One other point of confusion has been brought up trying to compare this situation to what we saw earlier in with Blake Wilde, son of the former head of the Water Utility. There really is no comparison. First off Mr. Wilde was not an elected official or even senior staff so the city charter rules don't apply. Second Mr. Wilde was "terminate for cause with no rehire" from working for the city. He was a direct hire of the city, not working on contract or subcontract when he was fired. We don't know if there was a conflict of interest or what caused his termination but it wasn't because he was a "subcontractor". I doubt it was because he had another, outside job. Many city employees have second (sometimes third) jobs. Normally not a problem. In fact it's often what allows some city employees to keep working for the city. We don't overpay most city workers. The questions about young Mr. Wilde were how did someone who got so totally terminated from directly working for the city end up indirectly working for the city as a subcontractor. There was, technically, no legal reason that he couldn't work for Corrallo but at the same time it kind of makes you wonder how it all happened, especially if the rumor mongers got some of  it right. Still, this is a very different situation then what we have with Mr. Self.

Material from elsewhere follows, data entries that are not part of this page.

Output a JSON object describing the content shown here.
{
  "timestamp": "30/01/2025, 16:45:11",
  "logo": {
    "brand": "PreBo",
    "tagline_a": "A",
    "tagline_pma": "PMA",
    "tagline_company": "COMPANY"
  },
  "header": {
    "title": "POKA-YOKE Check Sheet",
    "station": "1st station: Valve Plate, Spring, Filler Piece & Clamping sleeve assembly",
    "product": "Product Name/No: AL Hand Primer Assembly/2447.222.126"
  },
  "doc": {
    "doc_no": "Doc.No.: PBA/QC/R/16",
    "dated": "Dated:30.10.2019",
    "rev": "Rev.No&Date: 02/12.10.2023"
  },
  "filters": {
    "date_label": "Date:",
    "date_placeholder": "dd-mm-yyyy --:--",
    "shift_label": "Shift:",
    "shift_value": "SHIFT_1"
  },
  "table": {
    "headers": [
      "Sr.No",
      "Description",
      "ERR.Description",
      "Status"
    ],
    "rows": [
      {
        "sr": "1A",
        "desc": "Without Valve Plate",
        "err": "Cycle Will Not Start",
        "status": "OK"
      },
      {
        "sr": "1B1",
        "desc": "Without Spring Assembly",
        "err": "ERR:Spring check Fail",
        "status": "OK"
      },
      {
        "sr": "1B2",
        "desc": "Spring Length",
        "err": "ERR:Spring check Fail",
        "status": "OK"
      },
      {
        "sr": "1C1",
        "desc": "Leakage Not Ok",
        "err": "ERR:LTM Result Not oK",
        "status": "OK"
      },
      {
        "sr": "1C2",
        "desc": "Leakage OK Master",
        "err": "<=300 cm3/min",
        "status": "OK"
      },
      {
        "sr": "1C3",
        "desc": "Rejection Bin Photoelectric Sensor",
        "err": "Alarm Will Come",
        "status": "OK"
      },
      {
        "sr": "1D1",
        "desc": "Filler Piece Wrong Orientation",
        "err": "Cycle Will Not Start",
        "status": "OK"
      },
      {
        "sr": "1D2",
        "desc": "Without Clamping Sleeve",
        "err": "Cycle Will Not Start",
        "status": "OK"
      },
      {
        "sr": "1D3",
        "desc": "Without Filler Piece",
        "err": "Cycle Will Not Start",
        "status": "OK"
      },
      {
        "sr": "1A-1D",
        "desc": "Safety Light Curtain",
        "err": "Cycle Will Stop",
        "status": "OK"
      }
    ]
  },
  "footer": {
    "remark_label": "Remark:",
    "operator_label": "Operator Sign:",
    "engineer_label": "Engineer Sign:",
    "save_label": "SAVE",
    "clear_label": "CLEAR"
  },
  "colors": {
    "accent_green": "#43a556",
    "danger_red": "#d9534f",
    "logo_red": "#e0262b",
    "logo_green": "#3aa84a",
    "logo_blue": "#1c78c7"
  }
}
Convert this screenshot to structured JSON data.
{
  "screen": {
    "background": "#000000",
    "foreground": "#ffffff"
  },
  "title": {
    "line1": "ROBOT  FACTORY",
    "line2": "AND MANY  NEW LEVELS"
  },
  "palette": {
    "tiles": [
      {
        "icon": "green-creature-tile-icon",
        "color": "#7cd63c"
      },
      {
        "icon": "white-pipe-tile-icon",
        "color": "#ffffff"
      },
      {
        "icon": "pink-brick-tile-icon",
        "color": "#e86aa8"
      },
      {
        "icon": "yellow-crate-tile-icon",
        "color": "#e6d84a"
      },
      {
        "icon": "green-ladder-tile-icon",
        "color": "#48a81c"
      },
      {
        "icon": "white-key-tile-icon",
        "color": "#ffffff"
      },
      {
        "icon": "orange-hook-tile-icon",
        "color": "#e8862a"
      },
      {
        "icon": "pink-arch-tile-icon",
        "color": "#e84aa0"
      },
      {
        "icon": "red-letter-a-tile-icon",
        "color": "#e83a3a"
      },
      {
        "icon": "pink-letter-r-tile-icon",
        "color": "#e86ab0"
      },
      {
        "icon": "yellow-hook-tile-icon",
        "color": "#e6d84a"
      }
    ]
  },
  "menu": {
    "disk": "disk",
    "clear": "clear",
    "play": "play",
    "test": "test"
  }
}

The other issue that seems to be a bit muddy is why SAISD didn't get their variance to water their baseball fields. From the beginning of the discussion it seemed like SAISD had chosen the losing negotiating strategy of  "Give me what I want or I'll do something you won't like." They did it with a tone deafness that came across as bullying little short of blackmail. Mr. Fleming gave the SAISD team many clues and chances to re-frame their request into something more cooperating and more sensitive to local water needs. I, in my public comments, stated I was sympathetic to the need to water the baseball fields but found their approach counterproductive and it came across to me as pretty much a poor attempt at blackmail. If they had changed there approach and reframed their request just slightly, they would have probably secured the one vote they needed to get their variance. As I've stated on another site I really think Mr. Elson from ISD needs to spend more time reading books like "How to Win Friends and Influence People" or maybe "Getting to Yes: Negotiating Agreement Without Giving In" and less time learning how to negotiate on school playgrounds. After all, nobody likes a bully. And the real point is we all have to make sacrifices in a drought starting with all government organizations including the city, school district, state and federal agencies, universities, etc.. Former councils may have been generous with variances but this one seems to be very serious about conserving water and doesn't respond well to poorly framed threats.

Things are probably still a bit muddy but hopefully just a little bit clearer after I've stirred things up. Or not.